Contact: Dr. Leonard Perry, Extension Professor
University of Vermont
Shrubs with red berries come in handy this time of year for use in Holiday decorations and arrangements. Although the well-known American and Chinese hollies can't be grown in most of Vermont, other fine red-berried shrubs are suitable for this climate.
The winterberry (Ilex verticillata) is one. This shrub is native to Vermont and can reach heights of six to eight feet. It is extremely hardy and grows well in sun or shade, wet or dry soil. It is often found along stream banks or moist, wooded areas.

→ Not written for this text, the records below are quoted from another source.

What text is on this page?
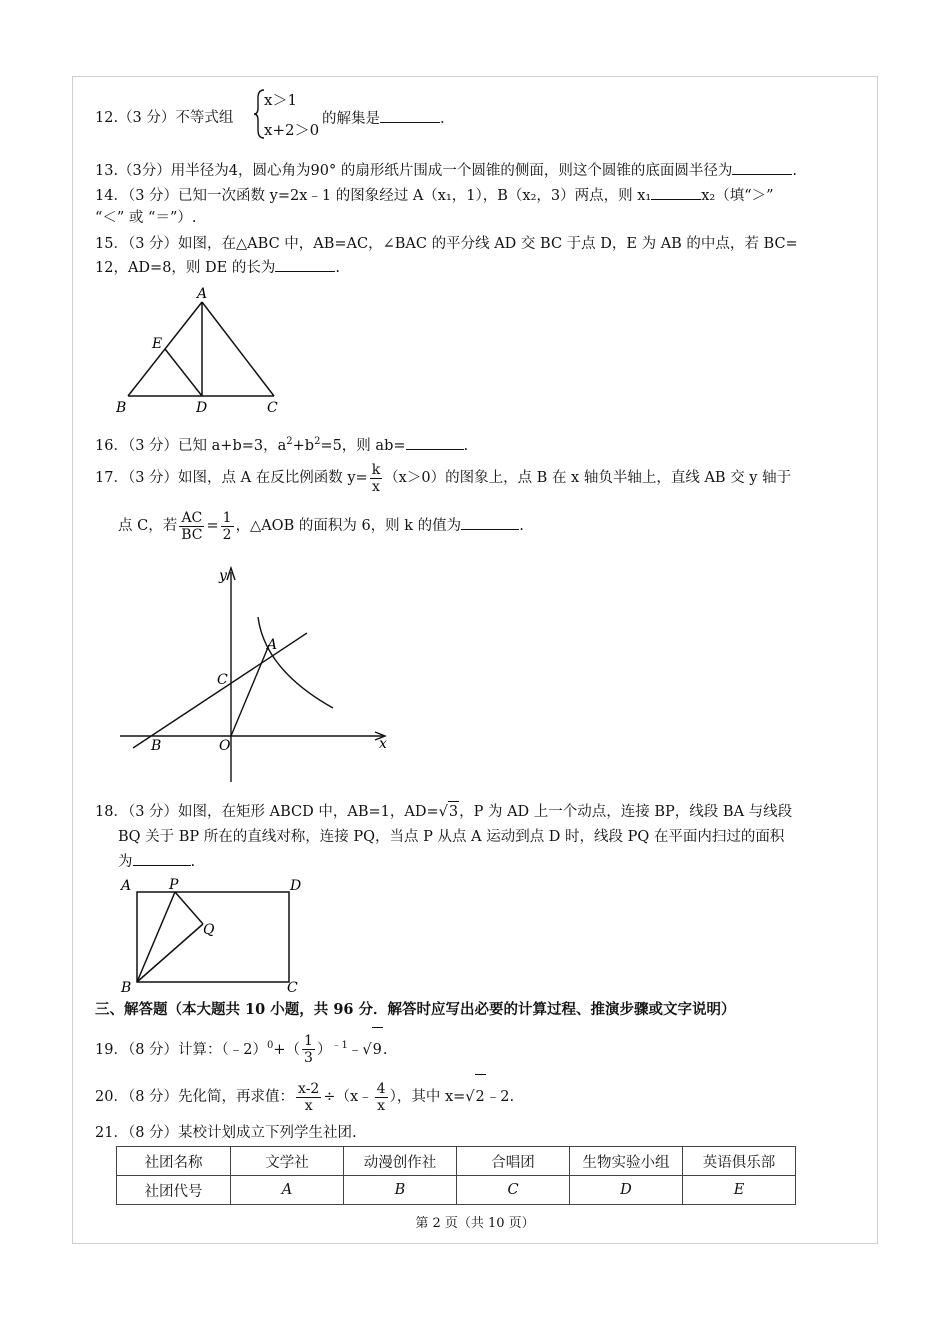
12.（3 分）不等式组
x＞1
x+2＞0
的解集是	.
13.（3分）用半径为4，圆心角为90° 的扇形纸片围成一个圆锥的侧面，则这个圆锥的底面圆半径为	.
14．（3 分）已知一次函数 y=2x﹣1 的图象经过 A（x₁，1），B（x₂，3）两点，则 x₁	x₂（填“＞”
“＜” 或 “＝”）.
15．（3 分）如图，在△ABC 中，AB=AC，∠BAC 的平分线 AD 交 BC 于点 D，E 为 AB 的中点，若 BC=
12，AD=8，则 DE 的长为	.
A
E
B	D	C
16．（3 分）已知 a+b=3，$a^2+b^2=5$，则 ab=	.
17．（3 分）如图，点 A 在反比例函数 $y= \frac{k}{x} (x>0)$的图象上，点 B 在 x 轴负半轴上，直线 AB 交 y 轴于
点 C，若 $\frac{AC}{BC} = \frac{1}{2}$ ，△AOB 的面积为 6，则 k 的值为	.
y
x
A
C
O
B
18．（3 分）如图，在矩形 ABCD 中，AB=1，AD=√3，P 为 AD 上一个动点，连接 BP，线段 BA 与线段
BQ 关于 BP 所在的直线对称，连接 PQ，当点 P 从点 A 运动到点 D 时，线段 PQ 在平面内扫过的面积
为	.
A	P	D
Q
B	C
三、解答题（本大题共 10 小题，共 96 分．解答时应写出必要的计算过程、推演步骤或文字说明）
19．（8 分）计算：（﹣2）$^0$+（ $\frac{1}{3}$ ）$^{﹣1}$﹣√9.
20．（8 分）先化简，再求值： $\frac{x-2}{x}$ ÷（x﹣ $\frac{4}{x}$ ），其中 x=√2﹣2.
21．（8 分）某校计划成立下列学生社团.
社团名称	文学社	动漫创作社	合唱团	生物实验小组	英语俱乐部
社团代号	A	B	C	D	E
第 2 页（共 10 页）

Like the other hollies to which it is related, the sexes are on separate plants. If you want berries, you'll need a female plant and a male plant (no berries) for pollination.
The hawthorn is another plant that has red berries in December. Several varieties do well in the state with the most popular being the cockspur thorn (Crataegus crus-galli), the English hawthorn (C. oxyacantha), and the Washington hawthorn (C. phaenopyrum).
The English hawthorn grows to about 15 feet tall while other hawthorn varieties may reach heights of 30 feet or more. All prefer a sunny location and are hardy for all but the coldest parts of Vermont. Hawthorns make nice specimen plants to stand alone or together in hedges. They are quite striking when covered with clusters of red berries.
The barberry (Berberis) is a low-growing shrub. Like the hawthorns, it's quite thorny but has smaller thorns and more of them. It makes a rather impenetrable hedge. The barberry has small clusters of bright red berries that are often still on the bush in March and April.
A shrub that grows even lower to the ground is the cotoneaster. Three varieties found in Vermont are the cranberry cotoneaster (C. apiculata), which grows to 12 to 18 inches high, and the early cotoneaster (C. adpressa praecox) and rock spray cotoneaster (C. horizontalis), both growing two feet high. All three make good ground or slope covers.